Mais force est de constater
qu’il y a une chose inchangée depuis le XVII° siècle dans notre pays :
c’est toujours le Roi Soleil qui conduit la France là où il le veut.
C’est en tout cas ce que me suggère le fameux « débat » sur
la Turquie à l’Assemblée Nationale.
Sur le fond du problème,
on connaît ma position. L’élargissement à la Turquie ne pose aucune
difficulté si l’Europe est un marché commun, une zone de libre échange,
de libre circulation, l’« Europe des marchands » .
Mais elle ne manquera pas d’en poser si quelques Européens entendent
créer une union politique « unitaire » comme le précise François
Bayrou. Europe espace ou Europe puissance ? Mon choix est fait :
je ne vois ni la nécessité ni la possibilité de doter l’Europe d’institutions
politiques qui se surajouteraient à celles que nous subissons déjà,
qui n’auraient pour seul résultat qu’un surplus d’impôts et de réglementations
et pour seule ambition de tenir tête aux Américains ou aux Chinois.
Si l’on dit non à l’Europe-puissance, parce que la puissance n’est pas
un idéal en soi, si l’on dit oui à l’Europe-espace, parce que c’est
un avantage pour tous les Européens, je dis logiquement oui à la Turquie,
oui à la rencontre des cultures à travers les échanges pacifiques.
Cela dit je reviens à
mon propos d’actualité. Ce qui me donne à réfléchir, dans ce débat à
l’Assemblée, c’est que son organisation et son contenu démontrent que
la France de la V° République s’est donnée en fait un régime monarchique.
Ce n’est pas une découverte : ainsi l’avait voulu le général De
Gaulle en faisant inscrire dans la Constitution de 1958 et les pleins
pouvoirs (article 16) et le principe du « domaine réservé ».
Ainsi l’avait confirmé la pratique gaullienne, prolongée par la pratique
giscardienne, puis mitterrandienne.
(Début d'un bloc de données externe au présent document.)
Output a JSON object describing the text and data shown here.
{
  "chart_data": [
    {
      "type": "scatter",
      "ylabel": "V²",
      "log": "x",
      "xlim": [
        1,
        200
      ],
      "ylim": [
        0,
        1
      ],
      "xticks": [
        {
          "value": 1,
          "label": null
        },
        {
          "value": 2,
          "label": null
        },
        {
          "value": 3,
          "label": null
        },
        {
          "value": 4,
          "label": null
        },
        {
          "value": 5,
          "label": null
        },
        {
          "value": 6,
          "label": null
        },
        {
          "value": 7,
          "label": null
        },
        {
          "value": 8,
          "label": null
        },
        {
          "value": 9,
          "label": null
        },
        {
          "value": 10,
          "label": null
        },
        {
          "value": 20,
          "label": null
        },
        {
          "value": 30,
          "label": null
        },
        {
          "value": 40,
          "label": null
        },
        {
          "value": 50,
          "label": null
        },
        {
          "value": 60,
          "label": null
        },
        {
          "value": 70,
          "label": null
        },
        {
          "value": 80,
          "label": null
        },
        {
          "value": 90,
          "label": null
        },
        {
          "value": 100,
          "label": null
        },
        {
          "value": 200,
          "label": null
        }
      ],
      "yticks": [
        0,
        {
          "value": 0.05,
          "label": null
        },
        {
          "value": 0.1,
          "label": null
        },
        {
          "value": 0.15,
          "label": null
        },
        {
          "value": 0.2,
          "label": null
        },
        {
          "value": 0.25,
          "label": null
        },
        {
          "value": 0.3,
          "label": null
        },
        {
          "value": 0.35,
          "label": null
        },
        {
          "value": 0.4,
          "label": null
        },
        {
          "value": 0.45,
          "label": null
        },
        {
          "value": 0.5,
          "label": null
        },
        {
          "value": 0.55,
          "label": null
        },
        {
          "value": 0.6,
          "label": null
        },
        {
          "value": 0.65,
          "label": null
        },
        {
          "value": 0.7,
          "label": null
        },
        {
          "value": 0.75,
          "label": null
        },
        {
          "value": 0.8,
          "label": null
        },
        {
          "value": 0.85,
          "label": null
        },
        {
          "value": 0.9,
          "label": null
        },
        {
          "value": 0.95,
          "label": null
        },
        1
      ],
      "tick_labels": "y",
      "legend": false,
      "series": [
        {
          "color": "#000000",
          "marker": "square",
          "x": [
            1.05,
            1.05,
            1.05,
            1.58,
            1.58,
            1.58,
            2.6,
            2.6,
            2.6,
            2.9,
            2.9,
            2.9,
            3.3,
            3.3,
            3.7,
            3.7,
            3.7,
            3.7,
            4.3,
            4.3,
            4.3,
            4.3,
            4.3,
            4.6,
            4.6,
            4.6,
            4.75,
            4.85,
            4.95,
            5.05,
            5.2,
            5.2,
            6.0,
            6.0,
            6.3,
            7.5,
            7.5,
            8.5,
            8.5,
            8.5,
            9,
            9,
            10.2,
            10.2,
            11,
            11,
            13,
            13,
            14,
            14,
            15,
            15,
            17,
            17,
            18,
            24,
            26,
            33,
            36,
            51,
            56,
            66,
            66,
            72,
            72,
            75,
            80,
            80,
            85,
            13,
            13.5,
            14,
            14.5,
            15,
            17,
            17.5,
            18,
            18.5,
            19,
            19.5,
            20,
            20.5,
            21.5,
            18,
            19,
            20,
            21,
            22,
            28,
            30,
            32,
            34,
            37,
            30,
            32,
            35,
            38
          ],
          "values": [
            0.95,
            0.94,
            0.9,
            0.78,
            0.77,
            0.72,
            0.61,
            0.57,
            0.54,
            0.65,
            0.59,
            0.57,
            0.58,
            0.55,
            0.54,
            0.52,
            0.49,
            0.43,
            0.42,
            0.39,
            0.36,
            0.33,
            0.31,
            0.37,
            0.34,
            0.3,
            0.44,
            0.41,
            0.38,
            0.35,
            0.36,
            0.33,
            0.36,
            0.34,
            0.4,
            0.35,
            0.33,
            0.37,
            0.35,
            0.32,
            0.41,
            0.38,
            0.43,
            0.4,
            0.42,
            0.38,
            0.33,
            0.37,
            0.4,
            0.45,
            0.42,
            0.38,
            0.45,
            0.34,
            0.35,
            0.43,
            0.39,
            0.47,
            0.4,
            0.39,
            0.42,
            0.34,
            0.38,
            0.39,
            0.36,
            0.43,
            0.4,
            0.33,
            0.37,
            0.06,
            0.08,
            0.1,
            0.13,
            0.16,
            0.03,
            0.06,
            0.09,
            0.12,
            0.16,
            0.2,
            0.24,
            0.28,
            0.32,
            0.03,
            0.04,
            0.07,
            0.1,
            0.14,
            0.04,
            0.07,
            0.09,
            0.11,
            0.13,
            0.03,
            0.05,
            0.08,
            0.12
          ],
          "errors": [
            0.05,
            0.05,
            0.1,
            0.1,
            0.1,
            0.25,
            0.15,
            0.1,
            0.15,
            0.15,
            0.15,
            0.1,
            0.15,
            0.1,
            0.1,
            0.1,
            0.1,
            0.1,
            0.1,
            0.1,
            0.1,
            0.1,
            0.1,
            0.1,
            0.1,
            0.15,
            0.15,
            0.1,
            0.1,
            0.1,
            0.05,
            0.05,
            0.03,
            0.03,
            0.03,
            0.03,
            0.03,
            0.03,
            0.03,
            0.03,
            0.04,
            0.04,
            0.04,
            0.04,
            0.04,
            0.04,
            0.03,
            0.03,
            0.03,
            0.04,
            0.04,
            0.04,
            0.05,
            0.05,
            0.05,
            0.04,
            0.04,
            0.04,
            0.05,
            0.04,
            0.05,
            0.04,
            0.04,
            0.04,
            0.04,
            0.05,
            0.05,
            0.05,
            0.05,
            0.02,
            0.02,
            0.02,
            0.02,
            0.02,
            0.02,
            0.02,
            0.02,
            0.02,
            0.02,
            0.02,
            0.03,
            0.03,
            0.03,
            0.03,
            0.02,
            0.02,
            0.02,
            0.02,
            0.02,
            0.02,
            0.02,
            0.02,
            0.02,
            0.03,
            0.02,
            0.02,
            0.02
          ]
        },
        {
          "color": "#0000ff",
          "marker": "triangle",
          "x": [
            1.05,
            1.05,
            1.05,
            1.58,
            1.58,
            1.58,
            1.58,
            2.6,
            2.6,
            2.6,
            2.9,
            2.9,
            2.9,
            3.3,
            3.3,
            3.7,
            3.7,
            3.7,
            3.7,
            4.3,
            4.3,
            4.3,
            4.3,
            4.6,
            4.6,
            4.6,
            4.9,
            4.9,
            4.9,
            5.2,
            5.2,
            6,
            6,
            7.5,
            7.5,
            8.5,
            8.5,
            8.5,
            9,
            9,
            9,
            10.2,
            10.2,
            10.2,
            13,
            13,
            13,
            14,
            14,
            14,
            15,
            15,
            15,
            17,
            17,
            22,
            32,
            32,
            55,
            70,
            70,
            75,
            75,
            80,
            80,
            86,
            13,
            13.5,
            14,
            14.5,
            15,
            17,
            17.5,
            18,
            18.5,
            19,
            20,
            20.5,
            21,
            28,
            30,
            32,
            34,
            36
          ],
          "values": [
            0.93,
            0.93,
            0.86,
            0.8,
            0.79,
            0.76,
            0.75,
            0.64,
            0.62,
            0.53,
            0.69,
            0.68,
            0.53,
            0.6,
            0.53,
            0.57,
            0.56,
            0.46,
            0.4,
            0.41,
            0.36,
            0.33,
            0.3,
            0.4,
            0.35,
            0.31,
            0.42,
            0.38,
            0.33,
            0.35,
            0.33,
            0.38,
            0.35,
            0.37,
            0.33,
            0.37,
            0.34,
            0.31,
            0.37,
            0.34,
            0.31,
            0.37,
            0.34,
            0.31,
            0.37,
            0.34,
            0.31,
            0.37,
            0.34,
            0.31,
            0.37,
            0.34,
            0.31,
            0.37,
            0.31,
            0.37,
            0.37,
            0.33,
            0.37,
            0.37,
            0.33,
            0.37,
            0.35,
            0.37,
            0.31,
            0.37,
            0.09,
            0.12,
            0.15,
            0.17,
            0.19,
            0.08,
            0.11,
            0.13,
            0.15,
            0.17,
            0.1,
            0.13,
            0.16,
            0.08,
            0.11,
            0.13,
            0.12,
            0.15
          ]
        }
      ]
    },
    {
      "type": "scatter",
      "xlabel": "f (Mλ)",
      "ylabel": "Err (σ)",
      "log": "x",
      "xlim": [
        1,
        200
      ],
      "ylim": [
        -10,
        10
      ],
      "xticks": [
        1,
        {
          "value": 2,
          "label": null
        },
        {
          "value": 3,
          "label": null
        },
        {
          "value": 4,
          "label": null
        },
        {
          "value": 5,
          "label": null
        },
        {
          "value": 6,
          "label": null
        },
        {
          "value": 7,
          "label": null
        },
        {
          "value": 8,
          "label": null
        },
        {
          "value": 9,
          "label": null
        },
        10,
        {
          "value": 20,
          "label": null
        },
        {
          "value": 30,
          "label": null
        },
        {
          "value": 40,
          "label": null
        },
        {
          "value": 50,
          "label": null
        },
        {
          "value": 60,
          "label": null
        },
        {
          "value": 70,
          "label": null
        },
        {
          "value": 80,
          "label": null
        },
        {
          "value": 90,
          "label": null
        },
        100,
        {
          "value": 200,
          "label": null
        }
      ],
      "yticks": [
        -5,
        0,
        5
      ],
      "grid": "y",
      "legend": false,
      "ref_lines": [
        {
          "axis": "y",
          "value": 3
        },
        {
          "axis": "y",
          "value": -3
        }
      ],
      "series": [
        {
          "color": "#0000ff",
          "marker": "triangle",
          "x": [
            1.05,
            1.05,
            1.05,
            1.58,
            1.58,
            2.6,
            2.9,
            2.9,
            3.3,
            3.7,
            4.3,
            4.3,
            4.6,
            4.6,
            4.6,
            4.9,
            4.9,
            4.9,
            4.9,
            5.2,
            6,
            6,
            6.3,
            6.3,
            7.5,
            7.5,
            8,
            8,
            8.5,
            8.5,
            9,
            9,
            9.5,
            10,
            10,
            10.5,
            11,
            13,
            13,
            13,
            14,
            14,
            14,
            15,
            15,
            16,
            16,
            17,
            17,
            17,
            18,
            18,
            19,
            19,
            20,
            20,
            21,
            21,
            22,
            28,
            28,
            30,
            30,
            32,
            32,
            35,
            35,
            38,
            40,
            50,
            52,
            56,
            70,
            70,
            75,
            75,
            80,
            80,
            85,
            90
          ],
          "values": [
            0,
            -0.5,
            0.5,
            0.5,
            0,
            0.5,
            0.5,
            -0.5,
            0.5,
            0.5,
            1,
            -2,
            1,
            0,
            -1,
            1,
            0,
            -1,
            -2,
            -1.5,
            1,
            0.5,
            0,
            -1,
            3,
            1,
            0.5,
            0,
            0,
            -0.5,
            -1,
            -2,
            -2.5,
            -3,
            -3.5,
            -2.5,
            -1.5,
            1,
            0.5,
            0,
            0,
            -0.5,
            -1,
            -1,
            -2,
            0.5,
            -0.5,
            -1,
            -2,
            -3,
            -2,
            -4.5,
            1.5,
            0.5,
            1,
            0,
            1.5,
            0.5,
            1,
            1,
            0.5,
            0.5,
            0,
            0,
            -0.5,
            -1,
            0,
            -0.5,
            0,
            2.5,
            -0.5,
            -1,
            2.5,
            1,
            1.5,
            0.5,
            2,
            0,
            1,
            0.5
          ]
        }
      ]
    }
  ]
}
La cohabitation avait quelque peu
tempéré le principe : à l’étranger la France avait deux voix, même
si celle du Président était prépondérante. Mais depuis 2002 notre Président
a renoué avec le gaullisme le plus pur, et applique la lettre et l’esprit
de l’actuelle Constitution. Les parlementaires sont donc mal venus de
se révolter contre le Président : ils n’ont aucun contrôle sur
le pouvoir présidentiel quand il s’exerce dans le domaine réservé. Cela
dit, je ne peux m’empêcher de faire quelques remarques :
1° Pourquoi cette fronde
de la part de gens qui ont fait allégeance à un chef (et se préparent
d’ailleurs à faire allégeance à un autre chef) ? Les godillots
seraient-ils soudainement trop lourds ?
2° Pourquoi ne pas faire
campagne pour la réhabilitation du parlementarisme et pour une révision
constitutionnelle ? Comme on l’a justement fait remarquer, la France
est la seule « grande démocratie » dans laquelle un seul homme,
chef des armées et de la diplomatie, a le pouvoir de déclarer une guerre,
de signer ou de rompre des traités, de choisir les amis et les ennemis
du pays.
3° D’ailleurs, pour qu’une
nation soit forte et respectée – je veux dire pour que les citoyens
français soient protégés efficacement dans leurs personnes, leurs biens
et leurs droits contre les agressions venues de l’étranger – est-il
besoin d’une unité de pensée militaire et diplomatique ? Il est
vrai que la III° République des années trente, et la IV° République
des années cinquante, avaient donné un tel exemple d’instabilité politique
et d’abandons face à l’ennemi que l’on pouvait souhaiter mieux en renforçant
le pouvoir présidentiel. Mais les présidents de la V° République, De
Gaulle en tête, ont-ils grandi ou affaibli la France ?
Ces trois remarques se
ramènent à un constat bien simple : la démocratie française n’est
pas adulte, car depuis des lustres les citoyens français ne voient de
solution qu’à travers l’homme providentiel. Nous avons besoin du grand
chef à plumes pour protéger la tribu. Ce culte de la personnalité est
incompatible avec la vraie liberté politique. C’est de la « servitude
consentie » disait La Boetie. Et par un glissement assez naturel,
quand on n’attend le salut que d’un homme d’Etat, on finit par idolâtrer
l’Etat lui-même. « L’Etat c’est moi » : nous y sommes.
Le Roi Soleil est toujours là. Le Grand Turc, curieusement, a disparu.